Après des débats tendus, notamment sur le financement du projet, les députés ont achevé l'examen du texte sur le RSA. Le vote solennel doit avoir lieu cet après-midi.

Assemblée nationale hémicycle députésL'Assemblée nationale. Image d'archive. © TF1-LCI

Les députés ont achevé dans la nuit de mardi à mercredi l'examen du projet de loi généralisant le revenu de solidarité active présenté par Martin Hirsch. Dès cet après-midi, ils doivent se prononcer par un vote solennel sur l'ensemble du texte comptant une vingtaine d'articles sur lesquels avaient été déposés 550 amendements. Le Sénat l'examinera à son tour à partir du 20 octobre. L'UMP et son partenaire du Nouveau centre doivent voter pour le RSA, qui veut remplacer le Revenu minimum d'insertion, et entend favoriser le retour à l'emploi de ses allocataires et réduire le nombre de travailleurs pauvre. Le PS et les Verts ont annoncé de leur côté qu'ils allaient s'abstenir pour protester contre le mode de financement, qui a fait l'objet de débats très âpres. Les communistes vont voter contre.

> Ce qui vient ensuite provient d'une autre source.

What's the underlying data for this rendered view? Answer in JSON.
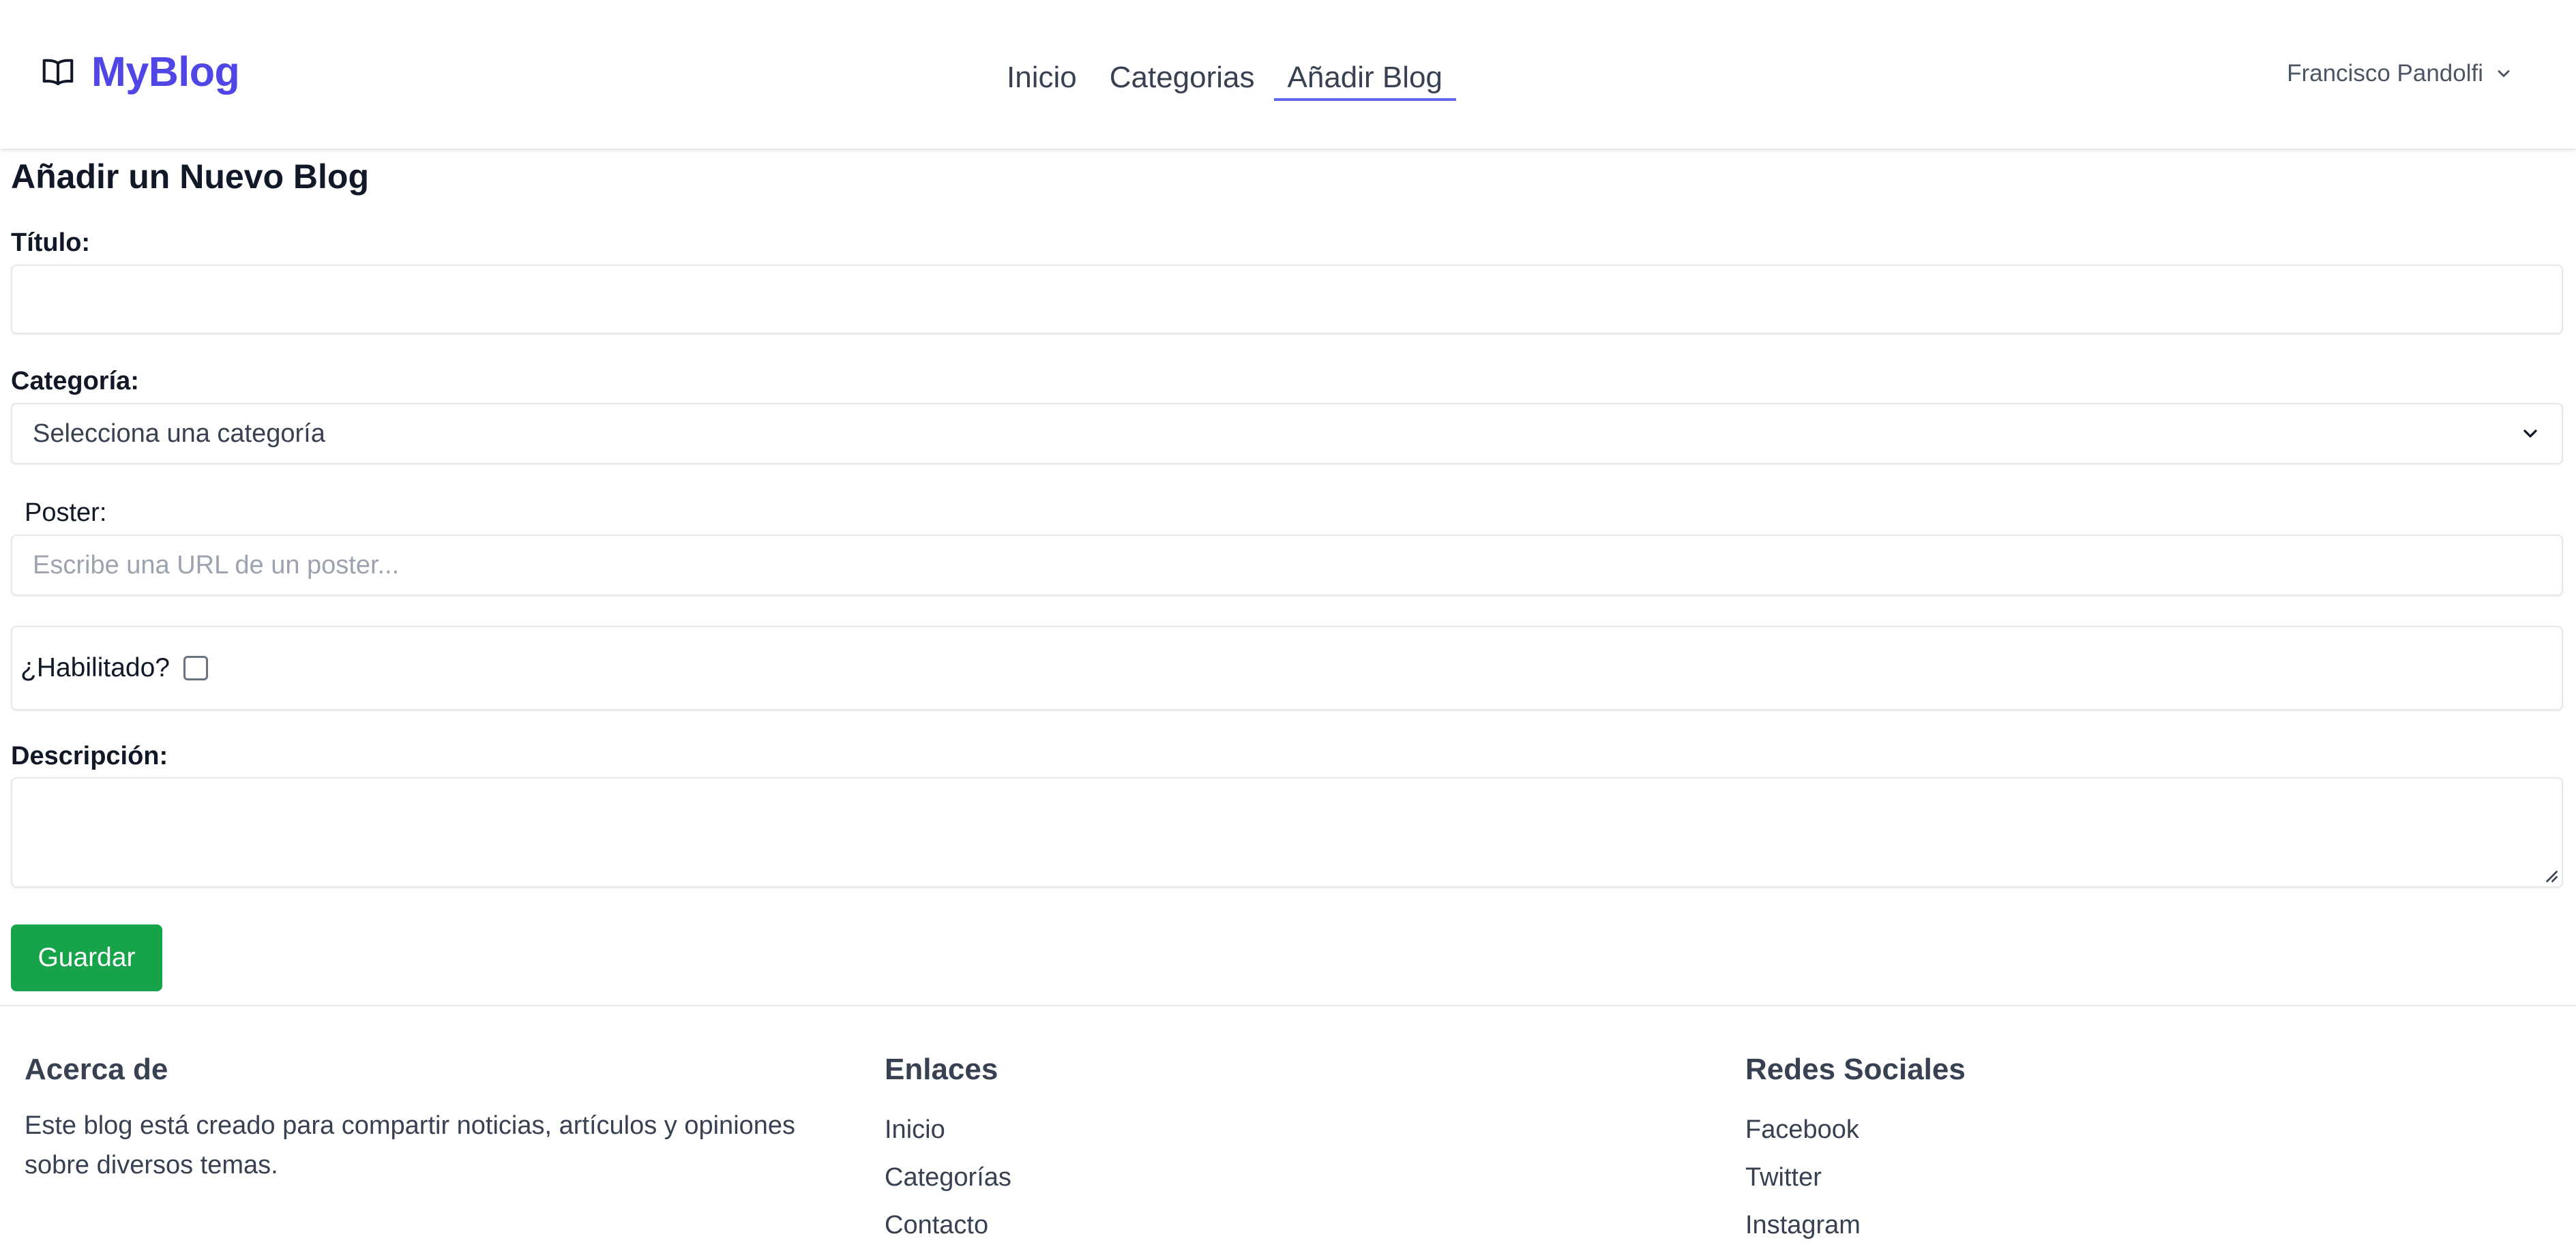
{
  "navbar": {
    "brand": "MyBlog",
    "brand_icon": "book-open-icon",
    "links": [
      {
        "label": "Inicio"
      },
      {
        "label": "Categorias"
      },
      {
        "label": "Añadir Blog",
        "active": true
      }
    ],
    "user_name": "Francisco Pandolfi",
    "accent_color": "#4f46e5"
  },
  "form": {
    "title": "Añadir un Nuevo Blog",
    "titulo_label": "Título:",
    "titulo_value": "",
    "categoria_label": "Categoría:",
    "categoria_selected": "Selecciona una categoría",
    "poster_label": "Poster:",
    "poster_placeholder": "Escribe una URL de un poster...",
    "habilitado_label": "¿Habilitado?",
    "habilitado_checked": false,
    "descripcion_label": "Descripción:",
    "descripcion_value": "",
    "save_label": "Guardar",
    "save_color": "#16a34a"
  },
  "footer": {
    "about": {
      "title": "Acerca de",
      "text": "Este blog está creado para compartir noticias, artículos y opiniones sobre diversos temas."
    },
    "links": {
      "title": "Enlaces",
      "items": [
        "Inicio",
        "Categorías",
        "Contacto"
      ]
    },
    "social": {
      "title": "Redes Sociales",
      "items": [
        "Facebook",
        "Twitter",
        "Instagram"
      ]
    }
  }
}
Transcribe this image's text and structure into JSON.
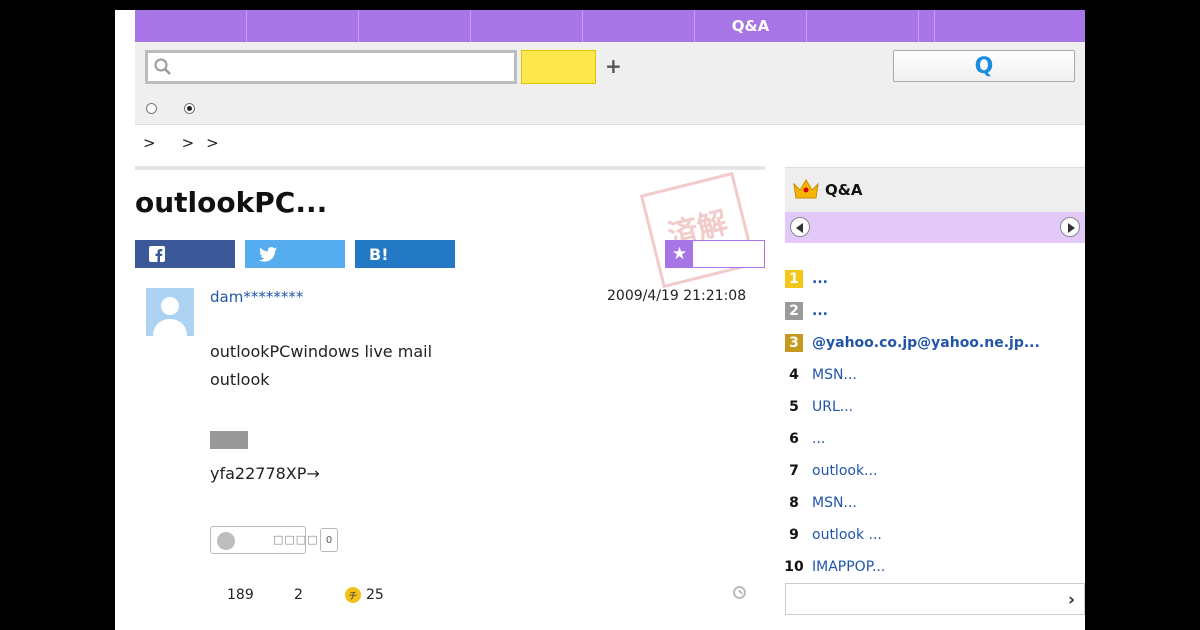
{
  "nav": {
    "tabs": [
      "",
      "",
      "",
      "",
      "",
      "Q&A",
      "",
      "",
      ""
    ]
  },
  "search": {
    "placeholder": "",
    "value": "",
    "plus_label": "+",
    "qa_button_label": "Q"
  },
  "breadcrumb": [
    ">",
    ">",
    ">"
  ],
  "question": {
    "title": "outlookPC...",
    "stamp_text": "済解決",
    "user": "dam********",
    "date": "2009/4/19  21:21:08",
    "body_lines": [
      "outlookPCwindows live mail",
      "outlook",
      "yfa22778XP→"
    ],
    "reaction_label": "□□□□",
    "reaction_count": "0",
    "views": "189",
    "answers": "2",
    "coins": "25"
  },
  "share": {
    "facebook_icon": "facebook-icon",
    "twitter_icon": "twitter-icon",
    "hatena_label": "B!"
  },
  "sidebar": {
    "title": "Q&A",
    "ranking": [
      {
        "rank": "1",
        "text": "   ...",
        "bold": true
      },
      {
        "rank": "2",
        "text": "...",
        "bold": true
      },
      {
        "rank": "3",
        "text": "@yahoo.co.jp@yahoo.ne.jp...",
        "bold": true
      },
      {
        "rank": "4",
        "text": "MSN...",
        "bold": false
      },
      {
        "rank": "5",
        "text": "URL...",
        "bold": false
      },
      {
        "rank": "6",
        "text": "   ...",
        "bold": false
      },
      {
        "rank": "7",
        "text": "outlook...",
        "bold": false
      },
      {
        "rank": "8",
        "text": "MSN...",
        "bold": false
      },
      {
        "rank": "9",
        "text": "outlook ...",
        "bold": false
      },
      {
        "rank": "10",
        "text": "IMAPPOP...",
        "bold": false
      }
    ],
    "more_chevron": "›"
  },
  "colors": {
    "nav_purple": "#a875e6",
    "nav_light_purple": "#e2c9fa",
    "search_yellow": "#fde74c",
    "facebook": "#3b5998",
    "twitter": "#55acee",
    "hatena": "#2479c4",
    "link_blue": "#2255aa"
  }
}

Le financement du RSA est prévu par une nouvelle taxe de 1,1% sur les revenus du capital, qui doit rapporter 1,5 milliard d'euros. Ce taux de 1,1% sera diminué grâce au produit du plafonnement des niches fiscales (déductions d'impôts), selon un amendement majeur des rapporteurs Marc-Philippe Daubresse et Laurent Hénart (UMP). Ce plafonnement doit rapporter entre 150 et 200 millions d'euros, selon l'exécutif.

Empoignades autour du bouclier fiscal

L'opposition a demandé en vain que les bénéficiaires du bouclier fiscal, qui plafonne les impôts directs à 50% des revenus directs, s'acquittent aussi de la taxe de 1,1%. Le gouvernement a répondu qu'il ne voulait pas toucher au bouclier fiscal à 50%, instauré en 2007. L'exécutif et sa majorité UMP ont estimé que le plafonnement des niches fiscales était plus juste et plus efficace. Pour sa part, le Nouveau centre a déclaré "que le choix d'un nouvel impôt de 1,1% est erroné", par la voix de son spécialiste des Finances, Charles-Amédée de Courson.

Ce dernier a notamment proposé, en plus du plafonnement des niches fiscales, une réduction des allègements de charges sociales patronales sur les grandes entreprises, ce que le gouvernement a refusé. Des députés UMP ont aussi proposé - en vain - de soumettre au droit commun la fiscalité sur les stock-options, ce qui pourrait selon eux rapporter trois milliards d'euros. "C'est un mythe de croire que les stock-options ne sont pas fiscalisées, en tous cas en termes de cotisations sociales", a répondu le ministre du Budget Eric Woerth, spectateur vigilant des débats sur le financement du RSA, alors que le budget 2009, discuté dans quelques semaines, s'annonce particulièrement difficile.